Il n'en a rien été : le taux de croissance potentielle est resté aux alentours de 1,1 ou 1,2 %. Le passé plaide donc en votre défaveur.
Pour la période 2023-2027, vous nous expliquez de nouveau que la croissance va s'accélérer, atteignant 1,35 % par an. Le Haut Conseil des finances publiques, dans son avis du 16 avril 2024, nous explique que « le maintien sur une longue période » – huit ans depuis 2020 – « d'un écart de production négatif » est « une configuration qui ne s'observe jamais dans les évaluations ex post de l'écart de production ». Cela conforte le diagnostic de ce même Haut Conseil, selon lequel la trajectoire du PIB potentiel retenue dans les prévisions du Gouvernement est surévaluée.

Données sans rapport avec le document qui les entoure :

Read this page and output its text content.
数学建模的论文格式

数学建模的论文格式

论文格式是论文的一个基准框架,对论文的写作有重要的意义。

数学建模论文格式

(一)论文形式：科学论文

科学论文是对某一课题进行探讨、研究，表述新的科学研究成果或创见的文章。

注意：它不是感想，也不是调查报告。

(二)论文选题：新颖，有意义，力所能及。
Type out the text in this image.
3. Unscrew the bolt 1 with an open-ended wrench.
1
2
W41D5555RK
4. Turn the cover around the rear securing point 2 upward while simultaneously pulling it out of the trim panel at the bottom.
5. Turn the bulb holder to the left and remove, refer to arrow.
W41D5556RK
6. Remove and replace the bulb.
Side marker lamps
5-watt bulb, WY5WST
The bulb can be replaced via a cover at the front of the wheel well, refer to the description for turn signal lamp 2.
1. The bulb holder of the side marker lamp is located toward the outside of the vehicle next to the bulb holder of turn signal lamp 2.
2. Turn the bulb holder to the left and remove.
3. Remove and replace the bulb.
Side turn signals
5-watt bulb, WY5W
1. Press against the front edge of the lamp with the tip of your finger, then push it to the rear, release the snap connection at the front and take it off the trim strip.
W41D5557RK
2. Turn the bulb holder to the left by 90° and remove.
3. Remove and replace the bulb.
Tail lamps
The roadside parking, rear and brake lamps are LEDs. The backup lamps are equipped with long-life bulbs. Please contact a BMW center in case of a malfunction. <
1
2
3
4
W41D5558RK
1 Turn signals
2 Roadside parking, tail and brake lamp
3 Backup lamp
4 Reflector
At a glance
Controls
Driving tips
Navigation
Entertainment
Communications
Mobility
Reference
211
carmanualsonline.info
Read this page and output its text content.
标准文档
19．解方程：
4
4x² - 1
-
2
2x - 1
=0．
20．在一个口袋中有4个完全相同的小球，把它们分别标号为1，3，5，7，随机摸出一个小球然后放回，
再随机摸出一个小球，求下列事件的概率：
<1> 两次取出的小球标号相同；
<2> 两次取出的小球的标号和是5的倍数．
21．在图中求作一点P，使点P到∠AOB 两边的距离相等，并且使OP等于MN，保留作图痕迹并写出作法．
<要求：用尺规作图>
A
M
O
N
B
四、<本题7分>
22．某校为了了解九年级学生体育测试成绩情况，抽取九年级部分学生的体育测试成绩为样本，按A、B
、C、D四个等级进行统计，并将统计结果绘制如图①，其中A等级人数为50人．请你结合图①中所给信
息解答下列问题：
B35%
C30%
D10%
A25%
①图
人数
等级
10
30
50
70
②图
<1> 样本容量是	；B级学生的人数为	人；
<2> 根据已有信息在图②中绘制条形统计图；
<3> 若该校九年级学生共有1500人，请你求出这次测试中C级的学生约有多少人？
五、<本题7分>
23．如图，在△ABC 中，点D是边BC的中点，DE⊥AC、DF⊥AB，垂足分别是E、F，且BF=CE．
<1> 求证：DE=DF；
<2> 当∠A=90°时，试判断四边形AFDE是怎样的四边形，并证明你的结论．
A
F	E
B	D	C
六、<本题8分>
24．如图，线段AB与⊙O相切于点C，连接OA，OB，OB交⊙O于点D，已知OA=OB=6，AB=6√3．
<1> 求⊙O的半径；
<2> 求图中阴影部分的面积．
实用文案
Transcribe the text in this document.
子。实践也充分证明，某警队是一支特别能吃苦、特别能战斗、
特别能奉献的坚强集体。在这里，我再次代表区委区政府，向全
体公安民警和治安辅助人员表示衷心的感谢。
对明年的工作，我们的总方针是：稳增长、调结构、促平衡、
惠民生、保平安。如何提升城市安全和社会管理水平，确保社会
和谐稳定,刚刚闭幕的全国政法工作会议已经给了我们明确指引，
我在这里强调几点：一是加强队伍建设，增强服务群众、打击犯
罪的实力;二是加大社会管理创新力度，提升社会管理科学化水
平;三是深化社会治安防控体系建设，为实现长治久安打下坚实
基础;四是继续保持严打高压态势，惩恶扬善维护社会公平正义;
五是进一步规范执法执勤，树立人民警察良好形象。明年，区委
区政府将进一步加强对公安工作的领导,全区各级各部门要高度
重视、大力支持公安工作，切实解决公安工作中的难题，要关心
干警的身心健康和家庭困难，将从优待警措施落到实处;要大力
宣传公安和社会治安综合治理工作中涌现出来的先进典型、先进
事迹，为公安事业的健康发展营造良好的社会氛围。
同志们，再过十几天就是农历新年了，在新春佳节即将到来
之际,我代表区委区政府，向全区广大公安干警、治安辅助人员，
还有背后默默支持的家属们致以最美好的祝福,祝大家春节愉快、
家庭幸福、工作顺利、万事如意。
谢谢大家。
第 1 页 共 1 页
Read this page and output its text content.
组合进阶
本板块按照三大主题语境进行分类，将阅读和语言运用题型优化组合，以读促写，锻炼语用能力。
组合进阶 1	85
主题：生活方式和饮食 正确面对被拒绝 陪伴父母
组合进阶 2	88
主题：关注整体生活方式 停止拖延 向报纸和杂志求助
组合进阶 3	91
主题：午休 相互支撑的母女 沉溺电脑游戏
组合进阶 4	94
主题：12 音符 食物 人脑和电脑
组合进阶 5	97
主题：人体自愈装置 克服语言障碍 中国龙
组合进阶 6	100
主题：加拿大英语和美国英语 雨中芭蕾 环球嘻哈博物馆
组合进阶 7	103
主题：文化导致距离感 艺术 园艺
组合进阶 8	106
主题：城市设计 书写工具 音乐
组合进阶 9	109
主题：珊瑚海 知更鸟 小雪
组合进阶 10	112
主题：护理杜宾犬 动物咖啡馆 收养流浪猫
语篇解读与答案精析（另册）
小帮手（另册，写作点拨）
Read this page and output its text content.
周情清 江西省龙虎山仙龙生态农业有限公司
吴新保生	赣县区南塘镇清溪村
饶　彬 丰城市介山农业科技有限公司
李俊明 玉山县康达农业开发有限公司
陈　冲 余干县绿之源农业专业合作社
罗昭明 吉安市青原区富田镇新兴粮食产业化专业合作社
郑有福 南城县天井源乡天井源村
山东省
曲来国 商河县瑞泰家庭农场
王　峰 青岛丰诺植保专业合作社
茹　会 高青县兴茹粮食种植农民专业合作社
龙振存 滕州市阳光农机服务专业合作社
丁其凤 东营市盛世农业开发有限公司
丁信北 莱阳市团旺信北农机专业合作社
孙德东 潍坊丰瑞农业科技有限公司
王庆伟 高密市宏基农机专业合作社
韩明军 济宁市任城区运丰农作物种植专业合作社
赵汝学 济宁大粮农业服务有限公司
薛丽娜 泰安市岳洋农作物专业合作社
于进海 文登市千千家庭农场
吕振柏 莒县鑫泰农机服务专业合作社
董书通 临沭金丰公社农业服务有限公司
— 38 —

En septembre 2023, vous aviez retenu pour 2024 une croissance du PIB de 1,4 %, contre tous les prévisionnistes, qui la situaient en moyenne autour de 1 %. Vous venez de baisser votre estimation à 1 % alors que les dernières prévisions évoquent un taux de 0,7 % environ – je pense à celles du FMI, de Consensus Forecasts, de la Banque de France, de l'OFCE ou à celles, encore inférieures, de Rexecode. Vous avez toujours un train de retard. Depuis plusieurs exercices, notre groupe a toujours suggéré au Gouvernement de retenir un taux de croissance raisonnable, de l'ordre de 1,1 %.
La deuxième raison est que vos hypothèses de modification du comportement des ménages et des entreprises sont elles aussi très fragiles. La baisse prévue par le Gouvernement du taux d'épargne des ménages permettant un rebond de la consommation est discutable. Certes, il est très élevé – autour de 17 % – mais il n'est pas réaliste d'anticiper une baisse très rapide. En effet, ce taux est partiellement lié à une baisse très rapide des taux d'intérêt qui bloque le redémarrage de l'investissement, notamment dans l'immobilier. Or une légère baisse des taux d'intérêt n'est attendue qu'au second semestre 2024. Il en va de même pour l'investissement dans les entreprises : la prévision gouvernementale d'une progression de 0,5 % ne correspond pas aux projections formulées par les responsables des entreprises.
Troisièmement, l'amélioration continue de la balance commerciale qui, d'après les prévisions gouvernementales, contribuerait à la croissance du PIB, en 2024 à hauteur de 0,4 point, puis en 2025 à hauteur de 0,2 point et enfin en 2026 et en 2027 à hauteur de 0,1 point, suppose un effort de compétitivité considérable que l'on n'a pas constaté sur le long terme. L'excellente année 2023, avec une balance commerciale qui a contribué à hauteur de 0,5 point au taux de croissance du PIB, s'explique davantage par une légère contraction des importations – en baisse de 0,1% – que par une légère croissance des exportations – en hausse de 1,5 %.
Quatrièmement, l'hypothèse selon laquelle les dépenses des collectivités territoriales baisseraient en volume de 0,5 % par an, permettant de passer d'un besoin de financement de 0,4 point du PIB – soit 10 milliards – en 2023 et en 2024 à une capacité de financement de 0,1 point du PIB dès 2026 et de 0,4 point en 2027, n'est pas crédible car, en raison des élections municipales prévues en mars 2026, les investissements s'accéléreront en 2025 alors que le Gouvernement retient une croissance de ces investissements de seulement 1,2 %.
Cinquièmement, les excédents croissants prévus par les administrations publiques de sécurité sociale, qui s'élèvent à 0,2 point du PIB en 2024, soit 5 milliards, sont surréalistes : 0,6 point du PIB en 2025, 0,7 point en 2026 et 1 point pour 2027, ce qui représente 30 milliards. D'après le Gouvernement, la réforme des retraites rapporterait 0,1 point du PIB en 2027, soit 3 milliards. Votre hypothèse, selon laquelle cette réforme rapporterait 0,7 point de PIB en raison d'un accroissement du nombre de travailleurs âgés de 62 à 64 ans, constitue une illusion car, dans cette tranche d'âge, il est peu vraisemblable que l'on retrouve du travail. En outre, l'âge avançant, la productivité baisse.
Sixièmement, la hausse continue du taux des prélèvements obligatoires à partir de 2024 suscite des interrogations puisque ce chiffre est passé de 43,5 % du PIB en 2023 à 44,1 % du PIB en 2027. Il en va de même du montant de la dette publique dont le poids dans le PIB augmente de façon continue.